Re: Nostalgia for the old SBH. Trip reports from1994!


Did you make up these alphabetical names? The authors seem somewhat familiar to me for some reason.


Senior Insider
Re: Nostalgia for the old SBH. Trip reports from19


Did you make up these alphabetical names? The authors seem somewhat familiar to me for some reason.

C'est possible


Re: Nostalgia for the old SBH. Trip reports from19

Have some of those authors posted on this site today?


Senior Insider
Re: Nostalgia for the old SBH. Trip reports from19

I am just wondering when Marigot Bay Club will get those long awaited XL shirts in.



SBH Member
Re: Nostalgia for the old SBH. Trip reports from19

Thanks so much for these nostalgic posts. 1994 was the first year that we stayed at Les Ilets de la Plage -- I think it had been opened the year before. In 1989 and 1993 we stayed at Les Terasses de St. Jean -- a complex above St. Jean on the route de Saline. The move in 1994 to Les Ilets on the beach has been a love affair every year since then -- and we return in May for 18 days to our petite villa on the hill. In 1989 we were traveling with some friends -- one day at lunch at Chez Francine we met some Americans who were spending a couple of months sailing around on a 54 foot yawl. As so often with the friendly ambiance at Chez Fancine, we shared a table and were invited to join them for a sail to St. Martin -- which we did early the next morning, flying back in the afternoon. We remember lots of meals at Chez Francine, Le Repaire, L"Escale, Paridiso, Eddy's, Le Rivage, Gloritte --and of course the wonderful take out from Rotissirie and provisions from Match. Before Eden Rock became so fancy we lunched at the upper restaurant regularly, enjoying the view of the planes taking off. Memories are made of this!

Peter NJ

Senior Insider
Re: Nostalgia for the old SBH. Trip reports from19

cool stuff JEK..I just dug up my old Passport today and saw my first trip was 1990..was 21 then..man im getting freaking old!!! Chez Francine!!!


SBH Member
Re: Nostalgia for the old SBH. Trip reports from19

Fantastic find! My last (and first) visit to SBH was in '94, and while I was really enjoying James's posts of old photos, I can relate to these reports a little more! A few of the names ring the old bell, and it's nice to see a reference to the 727 - I miss those "boats", and crawled around my fair share in my aviation days.

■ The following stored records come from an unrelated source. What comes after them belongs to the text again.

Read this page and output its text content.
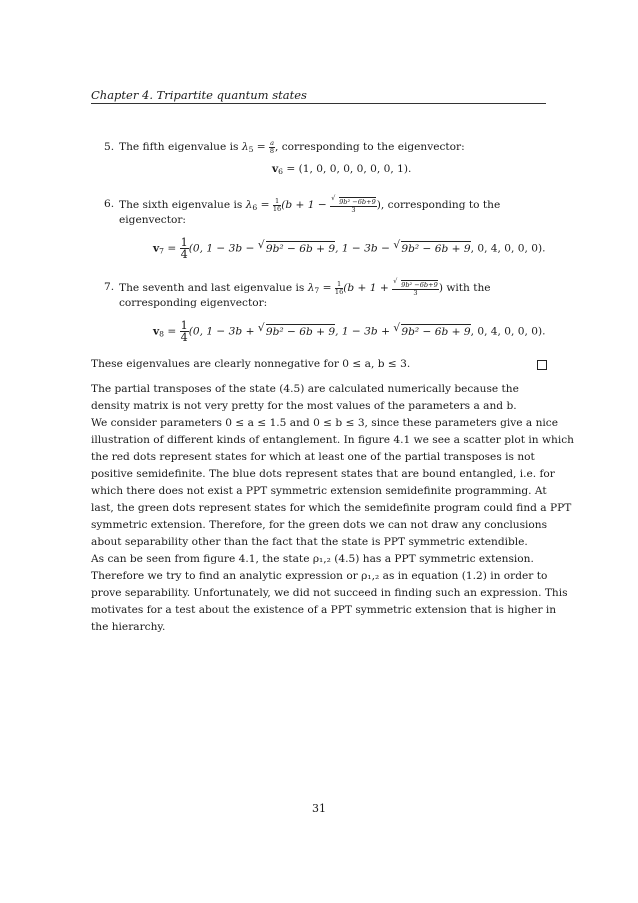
Chapter 4. Tripartite quantum states
5. The fifth eigenvalue is $\lambda_5 = \frac{a}{8}$ , corresponding to the eigenvector:
$v_6 = (1$, 0, 0, 0, 0, 0, 0, 1).
6. The sixth eigenvalue is $\lambda_6 = \frac{1}{16} (b + 1$ − √ $\frac{\text{9b² −6b+9}}{3}$ ), corresponding to the
eigenvector:
$v_7 = \frac{1}{4} (0$, 1 − 3b − √ 9b² − 6b + 9, 1 − 3b − √ 9b² − 6b + 9, 0, 4, 0, 0, 0).
7. The seventh and last eigenvalue is $\lambda_7 = \frac{1}{16} (b + 1$ + √ $\frac{\text{9b² −6b+9}}{3}$ ) with the
corresponding eigenvector:
$v_8 = \frac{1}{4} (0$, 1 − 3b + √ 9b² − 6b + 9, 1 − 3b + √ 9b² − 6b + 9, 0, 4, 0, 0, 0).
These eigenvalues are clearly nonnegative for 0 ≤ a, b ≤ 3.
The partial transposes of the state (4.5) are calculated numerically because the
density matrix is not very pretty for the most values of the parameters a and b.
We consider parameters 0 ≤ a ≤ 1.5 and 0 ≤ b ≤ 3, since these parameters give a nice
illustration of different kinds of entanglement. In figure 4.1 we see a scatter plot in which
the red dots represent states for which at least one of the partial transposes is not
positive semidefinite. The blue dots represent states that are bound entangled, i.e. for
which there does not exist a PPT symmetric extension semidefinite programming. At
last, the green dots represent states for which the semidefinite program could find a PPT
symmetric extension. Therefore, for the green dots we can not draw any conclusions
about separability other than the fact that the state is PPT symmetric extendible.
As can be seen from figure 4.1, the state ρ₁,₂ (4.5) has a PPT symmetric extension.
Therefore we try to find an analytic expression or ρ₁,₂ as in equation (1.2) in order to
prove separability. Unfortunately, we did not succeed in finding such an expression. This
motivates for a test about the existence of a PPT symmetric extension that is higher in
the hierarchy.
31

I'll be curious to see how much has changed and how much I actually remember when I get back in May..



SBH Insider
Re: Nostalgia for the old SBH. Trip reports from19

I was searching ... and I came across these gems from a now-defunct forum circa 1994-1995. Enjoy

Caribbean Travel Roundup?

(I used to read that religiously.)


Senior Insider
Re: Nostalgia for the old SBH. Trip reports from19

Vincent Adam...brings back great Gastronomique memories.

We loved Vincent Adam BUT when sitting outside the rats coming through the floor boards om the outside deck turned me off. That was in 1996 if I'm not mistaken.


Senior Insider
Re: Nostalgia for the old SBH. Trip reports from19

Eeewww, george...that's the second reference to rats on the island I've seen lately...I know they're out there but man I don't want to see one, lol.

Each time we've walked through the garage in Tom Beach Hotel think I'm going to see one scurry across but I have yet to see one.

I know one thing, don't want to experience that in a restaurant OR a villa.


SBH Member
Re: Nostalgia for the old SBH. Trip reports from19

Caribbean Travel Roundup?

(I used to read that religiously.)


That was published by Paul Graveline I believe. He used to extract posts from other sources like the old Prodigy travel site and with the author's permission, post them on his site. It was a nice summary of trip reports.


Senior Insider
Re: Nostalgia for the old SBH. Trip reports from19


Like I stated in my previous post, I loved Vincent Adam, but the rats were an issue when sitting outdoors. I don't remember when it closed but that 1996 dining experience was our last one there.


Senior Insider
A great little collection of Trip Reports, John . . . fun to read them and to recall those years. I'd like to note, however, that it saddens me to see Vincent Adam "tagged" for rats. Unfortunately, they're nearly as ubiquitous on the island as mosquitoes and often are observed more frequently when there's construction in the vicinity and during particularly dry periods. The restaurant was a gem, and I was in its kitchen -- in an old "case," much like at Maya's, and always clean -- a number of times. I sometimes found myself there helping in the preparation of Grand Mariner souffles! It's where I first met Thierry, the restaurant's maitre d' . . . today a stalwart among waiters at Andy's.


1994, a great year! The year I arrived on the island. December 25th, 1994 to be precise.

A lot of these trip reports could have been written recently. So many places and people referred to are still around.... 20 years later, nothing changes really...

St Barth reste St Barth !


SBH Member
Our first trip was 1997. We fell in love with the island. In the early 2000's we rented a one bedroom villa with great views for $800 a week many times! I miss those days!!!!